2018年09月06日 に初出の投稿

Last modified: 2018-09-06 11:20:20

世界に広がる「“弱者の大義”に憤る人々」とどう向き合うか

よく「ドクター崩れ」の文章として、自分は才能があるのに何らかの事情で大学にいられなくなったとか、自分は天才だが(笑)社会から冷遇されているとか、そういう恐るべき妄想をブログとかウェブページに書き連ねていたりする事例を見かける。どちらかと言えば、昔の方がそういうページを書く人が多かったように思う。いまは Twitter とかに細切れの暴言を書くくらいでガス抜きになっていて、一塊の文章というおどろおどろしいものを作り上げるほどの執念みたいなものをもつ人も少なくなったのだろう。

そういう人々は、上記の記事で取り上げられている社会的弱者とか、あるいは「自分こそが」社会的弱者だと通俗右翼やネオリベやリバタリアンに騙されている人々とは、境遇が異なる。しかし、自分こそが不当に社会から扱われているという錯覚に陥りやすいという点では、恐らく同じであろう。そして、当サイトで僕がプロパーや学界について書いているものを、同じようなドクター崩れの僻みとかルサンチマンの発露だと誤解されると困るので、この機会にはっきり述べておきたい。

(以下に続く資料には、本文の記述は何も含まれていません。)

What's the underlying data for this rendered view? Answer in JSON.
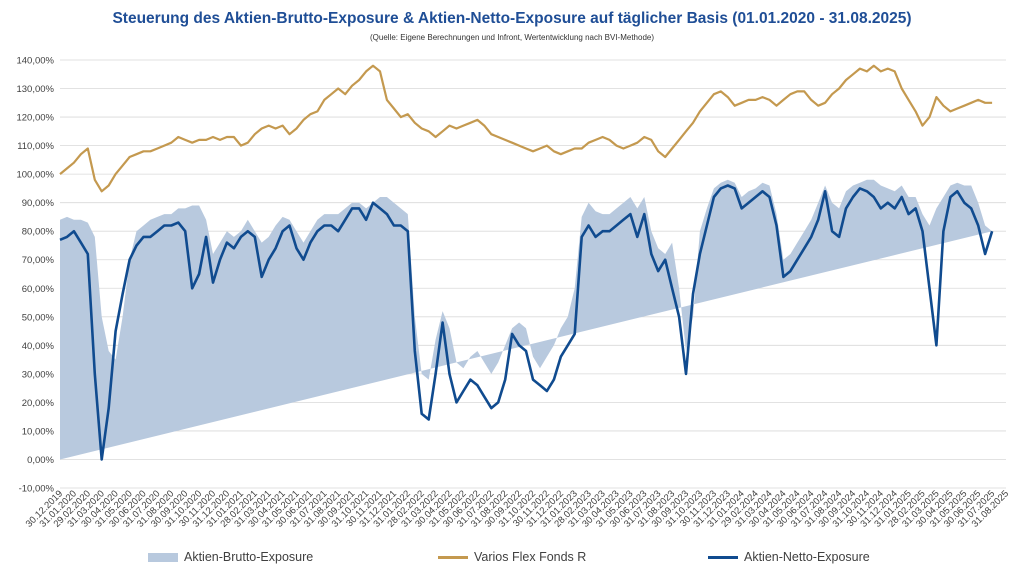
{
  "title": "Steuerung des Aktien-Brutto-Exposure & Aktien-Netto-Exposure auf täglicher Basis (01.01.2020 - 31.08.2025)",
  "subtitle": "(Quelle: Eigene Berechnungen und Infront, Wertentwicklung nach BVI-Methode)",
  "colors": {
    "brutto": "#b8c9de",
    "fund": "#c4994f",
    "netto": "#104b8f",
    "title": "#1f4e96"
  },
  "legend": [
    "Aktien-Brutto-Exposure",
    "Varios Flex Fonds R",
    "Aktien-Netto-Exposure"
  ],
  "chart_data": {
    "type": "line",
    "title": "Steuerung des Aktien-Brutto-Exposure & Aktien-Netto-Exposure auf täglicher Basis (01.01.2020 - 31.08.2025)",
    "y_unit": "%",
    "ylim": [
      -10,
      140
    ],
    "y_ticks": [
      "140,00%",
      "130,00%",
      "120,00%",
      "110,00%",
      "100,00%",
      "90,00%",
      "80,00%",
      "70,00%",
      "60,00%",
      "50,00%",
      "40,00%",
      "30,00%",
      "20,00%",
      "10,00%",
      "0,00%",
      "-10,00%"
    ],
    "x_ticks": [
      "30.12.2019",
      "31.01.2020",
      "29.02.2020",
      "31.03.2020",
      "30.04.2020",
      "31.05.2020",
      "30.06.2020",
      "31.07.2020",
      "31.08.2020",
      "30.09.2020",
      "31.10.2020",
      "30.11.2020",
      "31.12.2020",
      "31.01.2021",
      "28.02.2021",
      "31.03.2021",
      "30.04.2021",
      "31.05.2021",
      "30.06.2021",
      "31.07.2021",
      "31.08.2021",
      "30.09.2021",
      "31.10.2021",
      "30.11.2021",
      "31.12.2021",
      "31.01.2022",
      "28.02.2022",
      "31.03.2022",
      "30.04.2022",
      "31.05.2022",
      "30.06.2022",
      "31.07.2022",
      "31.08.2022",
      "30.09.2022",
      "31.10.2022",
      "30.11.2022",
      "31.12.2022",
      "31.01.2023",
      "28.02.2023",
      "31.03.2023",
      "30.04.2023",
      "31.05.2023",
      "30.06.2023",
      "31.07.2023",
      "31.08.2023",
      "30.09.2023",
      "31.10.2023",
      "30.11.2023",
      "31.12.2023",
      "31.01.2024",
      "29.02.2024",
      "31.03.2024",
      "30.04.2024",
      "31.05.2024",
      "30.06.2024",
      "31.07.2024",
      "31.08.2024",
      "30.09.2024",
      "31.10.2024",
      "30.11.2024",
      "31.12.2024",
      "31.01.2025",
      "28.02.2025",
      "31.03.2025",
      "30.04.2025",
      "31.05.2025",
      "30.06.2025",
      "31.07.2025",
      "31.08.2025"
    ],
    "grid": true,
    "legend_position": "bottom",
    "series": [
      {
        "name": "Aktien-Brutto-Exposure",
        "kind": "area",
        "x_month_index": [
          0,
          0.5,
          1,
          1.5,
          2,
          2.5,
          3,
          3.5,
          4,
          4.5,
          5,
          5.5,
          6,
          6.5,
          7,
          7.5,
          8,
          8.5,
          9,
          9.5,
          10,
          10.5,
          11,
          11.5,
          12,
          12.5,
          13,
          13.5,
          14,
          14.5,
          15,
          15.5,
          16,
          16.5,
          17,
          17.5,
          18,
          18.5,
          19,
          19.5,
          20,
          20.5,
          21,
          21.5,
          22,
          22.5,
          23,
          23.5,
          24,
          24.5,
          25,
          25.5,
          26,
          26.5,
          27,
          27.5,
          28,
          28.5,
          29,
          29.5,
          30,
          30.5,
          31,
          31.5,
          32,
          32.5,
          33,
          33.5,
          34,
          34.5,
          35,
          35.5,
          36,
          36.5,
          37,
          37.5,
          38,
          38.5,
          39,
          39.5,
          40,
          40.5,
          41,
          41.5,
          42,
          42.5,
          43,
          43.5,
          44,
          44.5,
          45,
          45.5,
          46,
          46.5,
          47,
          47.5,
          48,
          48.5,
          49,
          49.5,
          50,
          50.5,
          51,
          51.5,
          52,
          52.5,
          53,
          53.5,
          54,
          54.5,
          55,
          55.5,
          56,
          56.5,
          57,
          57.5,
          58,
          58.5,
          59,
          59.5,
          60,
          60.5,
          61,
          61.5,
          62,
          62.5,
          63,
          63.5,
          64,
          64.5,
          65,
          65.5,
          66,
          66.5,
          67,
          67.5,
          68
        ],
        "values": [
          84,
          85,
          84,
          84,
          83,
          78,
          50,
          38,
          35,
          50,
          70,
          80,
          82,
          84,
          85,
          86,
          86,
          88,
          88,
          89,
          89,
          84,
          72,
          76,
          80,
          78,
          80,
          84,
          80,
          76,
          78,
          82,
          85,
          84,
          80,
          76,
          80,
          84,
          86,
          86,
          86,
          88,
          90,
          90,
          88,
          90,
          92,
          92,
          90,
          88,
          86,
          50,
          30,
          28,
          42,
          52,
          46,
          34,
          32,
          36,
          38,
          34,
          30,
          34,
          40,
          46,
          48,
          46,
          36,
          32,
          36,
          40,
          46,
          50,
          60,
          85,
          90,
          87,
          86,
          86,
          88,
          90,
          92,
          88,
          92,
          80,
          74,
          72,
          76,
          60,
          38,
          50,
          80,
          88,
          95,
          97,
          98,
          97,
          92,
          94,
          95,
          97,
          96,
          86,
          70,
          72,
          76,
          80,
          84,
          90,
          96,
          90,
          88,
          94,
          96,
          97,
          98,
          98,
          96,
          95,
          94,
          96,
          92,
          92,
          86,
          82,
          88,
          92,
          96,
          97,
          96,
          96,
          90,
          82,
          80
        ]
      },
      {
        "name": "Varios Flex Fonds R",
        "kind": "line",
        "x_month_index": [
          0,
          0.5,
          1,
          1.5,
          2,
          2.5,
          3,
          3.5,
          4,
          4.5,
          5,
          5.5,
          6,
          6.5,
          7,
          7.5,
          8,
          8.5,
          9,
          9.5,
          10,
          10.5,
          11,
          11.5,
          12,
          12.5,
          13,
          13.5,
          14,
          14.5,
          15,
          15.5,
          16,
          16.5,
          17,
          17.5,
          18,
          18.5,
          19,
          19.5,
          20,
          20.5,
          21,
          21.5,
          22,
          22.5,
          23,
          23.5,
          24,
          24.5,
          25,
          25.5,
          26,
          26.5,
          27,
          27.5,
          28,
          28.5,
          29,
          29.5,
          30,
          30.5,
          31,
          31.5,
          32,
          32.5,
          33,
          33.5,
          34,
          34.5,
          35,
          35.5,
          36,
          36.5,
          37,
          37.5,
          38,
          38.5,
          39,
          39.5,
          40,
          40.5,
          41,
          41.5,
          42,
          42.5,
          43,
          43.5,
          44,
          44.5,
          45,
          45.5,
          46,
          46.5,
          47,
          47.5,
          48,
          48.5,
          49,
          49.5,
          50,
          50.5,
          51,
          51.5,
          52,
          52.5,
          53,
          53.5,
          54,
          54.5,
          55,
          55.5,
          56,
          56.5,
          57,
          57.5,
          58,
          58.5,
          59,
          59.5,
          60,
          60.5,
          61,
          61.5,
          62,
          62.5,
          63,
          63.5,
          64,
          64.5,
          65,
          65.5,
          66,
          66.5,
          67,
          67.5,
          68
        ],
        "values": [
          100,
          102,
          104,
          107,
          109,
          98,
          94,
          96,
          100,
          103,
          106,
          107,
          108,
          108,
          109,
          110,
          111,
          113,
          112,
          111,
          112,
          112,
          113,
          112,
          113,
          113,
          110,
          111,
          114,
          116,
          117,
          116,
          117,
          114,
          116,
          119,
          121,
          122,
          126,
          128,
          130,
          128,
          131,
          133,
          136,
          138,
          136,
          126,
          123,
          120,
          121,
          118,
          116,
          115,
          113,
          115,
          117,
          116,
          117,
          118,
          119,
          117,
          114,
          113,
          112,
          111,
          110,
          109,
          108,
          109,
          110,
          108,
          107,
          108,
          109,
          109,
          111,
          112,
          113,
          112,
          110,
          109,
          110,
          111,
          113,
          112,
          108,
          106,
          109,
          112,
          115,
          118,
          122,
          125,
          128,
          129,
          127,
          124,
          125,
          126,
          126,
          127,
          126,
          124,
          126,
          128,
          129,
          129,
          126,
          124,
          125,
          128,
          130,
          133,
          135,
          137,
          136,
          138,
          136,
          137,
          136,
          130,
          126,
          122,
          117,
          120,
          127,
          124,
          122,
          123,
          124,
          125,
          126,
          125,
          125
        ]
      },
      {
        "name": "Aktien-Netto-Exposure",
        "kind": "line",
        "x_month_index": [
          0,
          0.5,
          1,
          1.5,
          2,
          2.5,
          3,
          3.5,
          4,
          4.5,
          5,
          5.5,
          6,
          6.5,
          7,
          7.5,
          8,
          8.5,
          9,
          9.5,
          10,
          10.5,
          11,
          11.5,
          12,
          12.5,
          13,
          13.5,
          14,
          14.5,
          15,
          15.5,
          16,
          16.5,
          17,
          17.5,
          18,
          18.5,
          19,
          19.5,
          20,
          20.5,
          21,
          21.5,
          22,
          22.5,
          23,
          23.5,
          24,
          24.5,
          25,
          25.5,
          26,
          26.5,
          27,
          27.5,
          28,
          28.5,
          29,
          29.5,
          30,
          30.5,
          31,
          31.5,
          32,
          32.5,
          33,
          33.5,
          34,
          34.5,
          35,
          35.5,
          36,
          36.5,
          37,
          37.5,
          38,
          38.5,
          39,
          39.5,
          40,
          40.5,
          41,
          41.5,
          42,
          42.5,
          43,
          43.5,
          44,
          44.5,
          45,
          45.5,
          46,
          46.5,
          47,
          47.5,
          48,
          48.5,
          49,
          49.5,
          50,
          50.5,
          51,
          51.5,
          52,
          52.5,
          53,
          53.5,
          54,
          54.5,
          55,
          55.5,
          56,
          56.5,
          57,
          57.5,
          58,
          58.5,
          59,
          59.5,
          60,
          60.5,
          61,
          61.5,
          62,
          62.5,
          63,
          63.5,
          64,
          64.5,
          65,
          65.5,
          66,
          66.5,
          67,
          67.5,
          68
        ],
        "values": [
          77,
          78,
          80,
          76,
          72,
          30,
          0,
          18,
          45,
          58,
          70,
          75,
          78,
          78,
          80,
          82,
          82,
          83,
          80,
          60,
          65,
          78,
          62,
          70,
          76,
          74,
          78,
          80,
          78,
          64,
          70,
          74,
          80,
          82,
          74,
          70,
          76,
          80,
          82,
          82,
          80,
          84,
          88,
          88,
          84,
          90,
          88,
          86,
          82,
          82,
          80,
          38,
          16,
          14,
          30,
          48,
          30,
          20,
          24,
          28,
          26,
          22,
          18,
          20,
          28,
          44,
          40,
          38,
          28,
          26,
          24,
          28,
          36,
          40,
          44,
          78,
          82,
          78,
          80,
          80,
          82,
          84,
          86,
          78,
          86,
          72,
          66,
          70,
          60,
          50,
          30,
          58,
          72,
          82,
          92,
          95,
          96,
          95,
          88,
          90,
          92,
          94,
          92,
          82,
          64,
          66,
          70,
          74,
          78,
          84,
          94,
          80,
          78,
          88,
          92,
          95,
          94,
          92,
          88,
          90,
          88,
          92,
          86,
          88,
          80,
          60,
          40,
          80,
          92,
          94,
          90,
          88,
          82,
          72,
          80
        ]
      }
    ]
  }
}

まず、僕は哲学というのは学問であると同時に人の身の処し方や生き方や考え方そのものでもあると思っているので、第一義としては当人の思想として充足するかどうかの問題だと思う。それゆえ、僕は哲学することについて専門家とかプロパーとかアマチュアとか素人といった区別はするものの、そういう社会的な地位とか所属によって哲学する「資格」のあるなしを語ったりはしない。というか、学問そのものが本来は資格など関係がないのである。そして、第一義としては当人の問題なので、或る機会に他人へ講じるとか自分の考えとして開陳するとか、果ては雑誌に執筆するとか、そんな義務も責任も(大学教員という職責としてはともかく、哲学者としては)負ってはいない。よって、たまに「こんなバカが大学で教えているなら、俺は明日からでも哲学の教養課程の講義や演習くらい代わりにやってやってもいいぞ」といったコメントを書くことはあるが(笑)、本気でそんなことは思っていないし、そんな愚かな理由で教員を採用する大学など逆に勤めたくない。しかし、こう書くと、今度は「能力のある人間に限って学界とは距離を置いて野に下るものだ」といった、マンガ的というか自意識過剰な屁理屈を書いているように誤解されがちである。実際、「在野」とか「独立研究者」とか、その手の下らない自意識でものを書いている連中の多くは、何とか賞をもらったらしい数学の森田さんには気の毒な言い方だが、そういう自意識を正当化したり美化するエッセイしか実績がないのが実情であり、だいたいにおいて本来の研究分野での実績は殆ど残さないものだ(在野の研究者でも学術研究の学会には入れるし、専門誌に投稿はできるし、ましてや昨今はプレプリントサーバにいくらでもアップロードできる。無論、これは僕自身にも当てはまるので、僕はプレプリントサーバに実績を残すくらいのことはしたいと思っている)。

僕個人の話としては、確かに過去の経緯を考えると大きな進路変更はあった。具体的なことは書かないが、全く馬鹿げた理由で学費を払えなくなり神戸大学の博士課程をそのまま中退してしまったわけだが、もちろんそのまま大学にいて学位を取ったとしても大学で教えるような機会を得られたかどうかは不明だ。そして、いま企業就職している現状を逆に正当化する気もない。どちらにせよ、それぞれの社会的な責任や意義はあるのだから、どちらが良いとか悪いとか、そんな単純な話をしても無意味である。しかし個人としては、どちらにしても自分がやりたいことややるべきことは哲学者としては同じであり、何も変わらないのであって、それでよい。研究テーマや興味のある話題が社会的な地位や職業によって色々と変ったり増えたり減るのは何も不思議なことではないが、哲学者としての見識が地位や職業で変わるなどということはありえないからだ。

したがって、大学の教員をやっていないということに何か負い目とかコンプレックスがあるかのように見做されるのは、やはり心外である。大学の教員をやっていないと哲学的に何かが不足しているかのようなことを考えるバカに同情されるのだけは嫌だ(笑)。